Dragons take up an extra Hero allotment. That alone is a huge investment.

Dragons are a little more potent, in that they (tend to) have higher stats than just about any other monsterous unit, but at a higher points cost. What you really get with the Manticore (as far as I remember) is Killing Blow. 
That's right, it dishes out the damage just fine, but you have to be careful with that whole "check your leadership or else it will destroy things."
Still, both cause Terror, fly, high T and S, decent attacking ability.

Otherwise, just like it ALWAYS is, it's a very subjective matter, and usually your personal preference will take precedence.


----------



## Vaz

No. Certainly not, and IIRC, Dragons or manticores don't take up an additional option, although I've never used one, so don't pay too much attention.

ChaosLords are a huge drain on the points. While more survivable than exalted champions (can get excellent magic armour and are T5 with 3 wounds, instead of T4 and 2 wounds), they aren't that much killy. Get more troops, (To upgrade to a chaos lord, you can buy a unit of Marauders with Great Weapons and Mark of Tzeentch) instead.

Then adding in a montrous mount to take your Leadership bonus (as to field anything like a good army, particularly if Chaos Warriors, rather than Marauders) away from the army... Not good. You're not going to have much more to have the enemy cannons target it.

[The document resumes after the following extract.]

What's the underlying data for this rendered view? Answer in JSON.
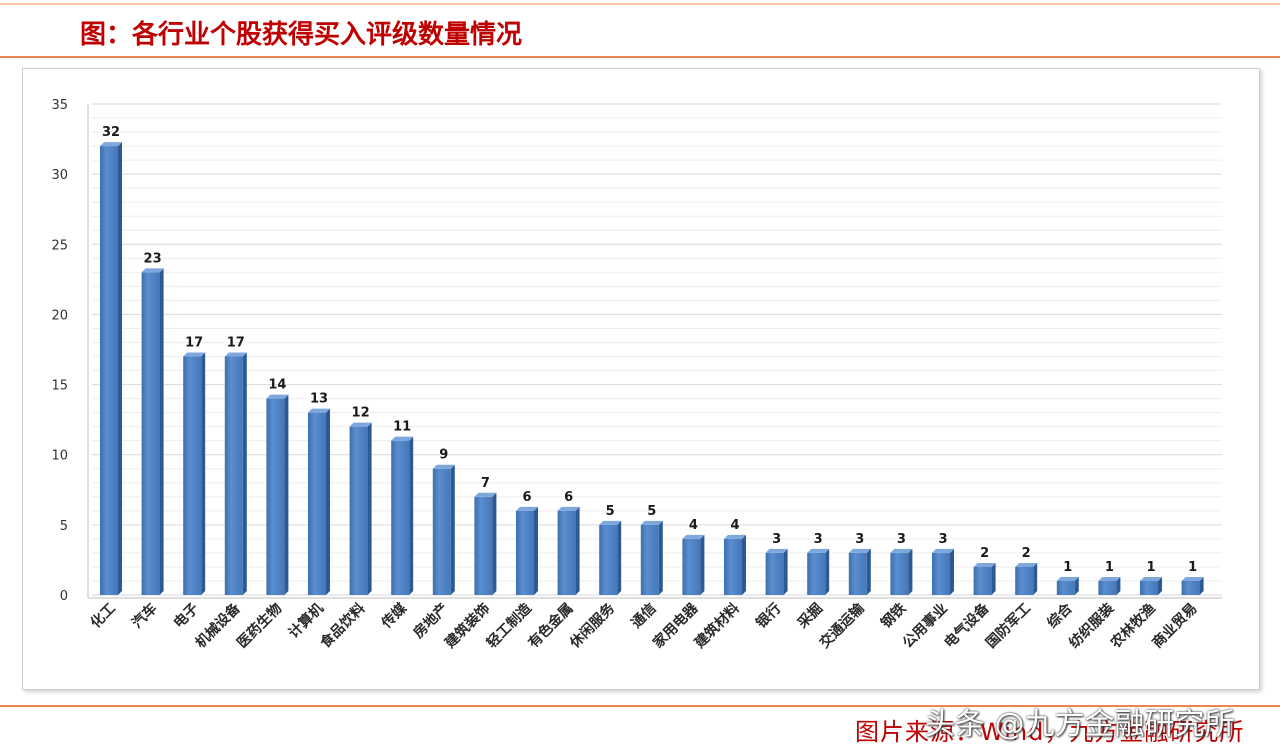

Other than being Characterful, a Monstrous Mount and a Lord are drains when others do the job far better.


----------



## Syph

Dragons definitely take a Hero slot in the Dark Elf army book. Whether than stands for Chaos, I dunno.


----------



## squeek

Chaos Dragons cost an extra hero slot for WoC page 121 of the Armybook, just as a clarification. Manticores don't though.


----------



## Dafistofmork

i would assume that is because dragons are heores in there own right?

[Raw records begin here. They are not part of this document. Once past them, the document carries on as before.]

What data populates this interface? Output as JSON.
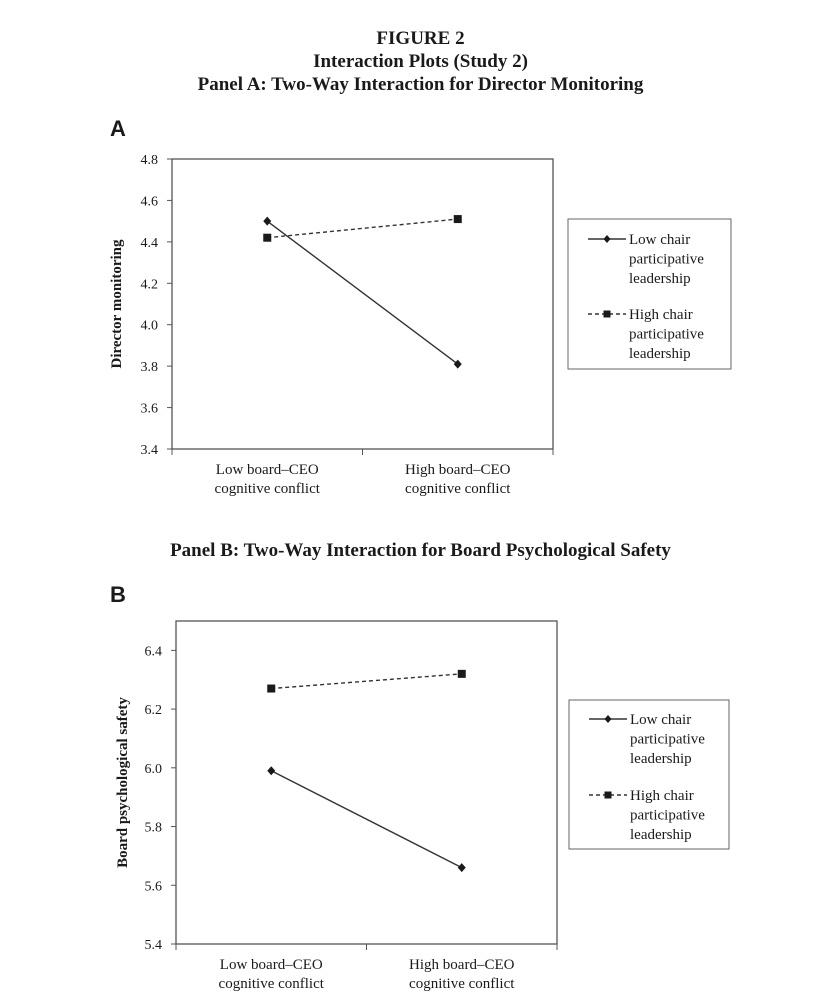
{
  "figure": {
    "number": "FIGURE 2",
    "title": "Interaction Plots (Study 2)",
    "panel_a_title": "Panel A: Two-Way Interaction for Director Monitoring",
    "panel_b_title": "Panel B: Two-Way Interaction for Board Psychological Safety",
    "panel_a_letter": "A",
    "panel_b_letter": "B"
  },
  "chart_data": [
    {
      "type": "line",
      "title": "Panel A: Two-Way Interaction for Director Monitoring",
      "ylabel": "Director monitoring",
      "xlabel": "",
      "categories": [
        [
          "Low board–CEO",
          "cognitive conflict"
        ],
        [
          "High board–CEO",
          "cognitive conflict"
        ]
      ],
      "ylim": [
        3.4,
        4.8
      ],
      "yticks": [
        "3.4",
        "3.6",
        "3.8",
        "4.0",
        "4.2",
        "4.4",
        "4.6",
        "4.8"
      ],
      "grid": false,
      "legend": "right",
      "series": [
        {
          "name": [
            "Low chair",
            "participative",
            "leadership"
          ],
          "values": [
            4.5,
            3.81
          ],
          "marker": "diamond",
          "dash": "solid",
          "color": "#333333"
        },
        {
          "name": [
            "High chair",
            "participative",
            "leadership"
          ],
          "values": [
            4.42,
            4.51
          ],
          "marker": "square",
          "dash": "dashed",
          "color": "#333333"
        }
      ]
    },
    {
      "type": "line",
      "title": "Panel B: Two-Way Interaction for Board Psychological Safety",
      "ylabel": "Board psychological safety",
      "xlabel": "",
      "categories": [
        [
          "Low board–CEO",
          "cognitive conflict"
        ],
        [
          "High board–CEO",
          "cognitive conflict"
        ]
      ],
      "ylim": [
        5.4,
        6.5
      ],
      "yticks": [
        "5.4",
        "5.6",
        "5.8",
        "6.0",
        "6.2",
        "6.4"
      ],
      "grid": false,
      "legend": "right",
      "series": [
        {
          "name": [
            "Low chair",
            "participative",
            "leadership"
          ],
          "values": [
            5.99,
            5.66
          ],
          "marker": "diamond",
          "dash": "solid",
          "color": "#333333"
        },
        {
          "name": [
            "High chair",
            "participative",
            "leadership"
          ],
          "values": [
            6.27,
            6.32
          ],
          "marker": "square",
          "dash": "dashed",
          "color": "#333333"
        }
      ]
    }
  ]
}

also, i would never mount my generual on a large taget-that is screaming for war machine fire to hit it. give him a ward, and stick him in a hard unit in the center of your battle line, and surround with units that are only cheep due to stupidly low leadership. such as marruders. that is why he is exists.


----------



## MaidenManiac

I've been plotting about putting a Sorcerer Lord on a Manticore:shok:
It gives him alot more killing potential should you need aditional CC options. I'd defo give that dude a Runesword if I did field one. If he goes frenzy he'll actually be a good fighter armed with that, and adding the Manticores attacks you should be able to kill something semi-dangerous with him atleast whilst still being able to contribute with spells each turnk:


----------



## Ascendant Valor

I guess it's more of a matter of Chaos not truly benefiting from being mounted on a Monstrous Mount. Other races tend to do it better, since they benefit more. Ever see an Old Blood (or whatever the Lizardmen's Lord-level fighter is) on a monster that didn't ruin things with the rest of its army? How about a High Elf Lord on a Dragon? They can be nasty too. Chaos Lord on a Dragon? The Lord hits almost as hard as the Dragon, and thanks to some good magic items, will likely last longer.

As I said before, though, it is really a matter of personal preference. I like the idea of putting a Character on a big, nasty monster, but I usually opt away from it, since I like the look of a leader joining his troops in combat more.


----------